Union's industrial action due to ongoing disputes
The International Longshoremen's Association (ILA) recently undertook a three-day strike at ports on the US East and Gulf coast, causing substantial disruption to the country's imports and exports. The strike, which ended after a "tentative agreement" was reached in negotiations between the ILA and the United States Maritime Alliance (USMX), has resulted in various shipping lines applying emergency operations surcharges and local port charges.

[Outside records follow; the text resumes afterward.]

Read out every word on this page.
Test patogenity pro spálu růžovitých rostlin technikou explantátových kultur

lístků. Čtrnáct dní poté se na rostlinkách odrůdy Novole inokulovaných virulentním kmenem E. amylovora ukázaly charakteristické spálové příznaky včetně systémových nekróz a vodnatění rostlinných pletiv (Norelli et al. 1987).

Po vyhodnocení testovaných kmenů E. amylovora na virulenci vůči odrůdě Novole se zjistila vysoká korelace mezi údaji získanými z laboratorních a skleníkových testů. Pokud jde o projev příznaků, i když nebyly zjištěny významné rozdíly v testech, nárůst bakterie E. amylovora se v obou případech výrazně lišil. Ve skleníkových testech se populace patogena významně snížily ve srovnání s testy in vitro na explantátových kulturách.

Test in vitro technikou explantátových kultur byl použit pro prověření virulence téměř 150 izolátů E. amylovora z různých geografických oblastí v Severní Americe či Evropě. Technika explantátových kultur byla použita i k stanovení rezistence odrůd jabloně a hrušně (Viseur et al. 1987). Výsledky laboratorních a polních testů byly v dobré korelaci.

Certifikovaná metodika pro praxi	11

Hapag Lloyd, MSC, and Maersk are among the shipping lines that have implemented surcharges. Hapag Lloyd is applying a Work Disruption Surcharge of $1,000 per teu from 18 October on container shipments to the US east and Gulf coasts. MSC has notified its customers that it is applying a $1,000 surcharge per 20ft container, and $1,500 per 40ft container. Maersk has implemented a local Port Disruption Surcharge of $1.500 per teu (20ft equivalent unit) for all cargo moving to and from USA East Coast and Gulf Coast terminals. CMA CGM has advised that US east and Gulf coast local port charges for import shipments of $1,500 per teu would be applied. Export shipments would be subject to local port charges of $800 per 20ft and $1,000 per 40ft.
The strike affected 36 ports, impacting 70% of all containerized US exports and roughly 56% of US imports. If a liner decides to anchor outside a port and wait for disruption to end, cargo on that vessel won't be unloaded until the port is reopened and the vessel docks. This has led to delays in shipping, with the length of delays depending on specific schedules and cargoes. Shipping lines may decide to re-route vessels, meaning cargo is discharged in a different location. The mode by which a container travels could change, from ship to rail, or ship to air freight.
The strikes have had an impact on US imports and exports, with estimates suggesting a one-week strike would cost the US economy about $2.1 billion. Most of the cost would be a $1.5 billion loss in the value of perishable goods that couldn't be delivered on time. Under the deal, members of the ILA will see an approximately 62 percent wage increase.
Shippers had already brought imports and exports forward ahead of the Christmas and Thanksgiving surge, causing container rates to increase on shipping trade routes to and from the US. The precarious nature of international shipping means that disruption, delay, and surcharges have obvious cost implications on doing business, with wider economic impact.
Customers and clients affected by the strike are being contacted by Crown Relocations and Crown World Mobility to discuss circumstances and options. The strikes come at a time when inflation had been falling and high shipping rates caused by previous events were starting to come down.
In conclusion, the ILA strike has caused significant disruption to the US container shipping industry, leading to surcharges, delays, and potential rerouting of cargo. The economic impact is far-reaching, affecting both businesses and consumers.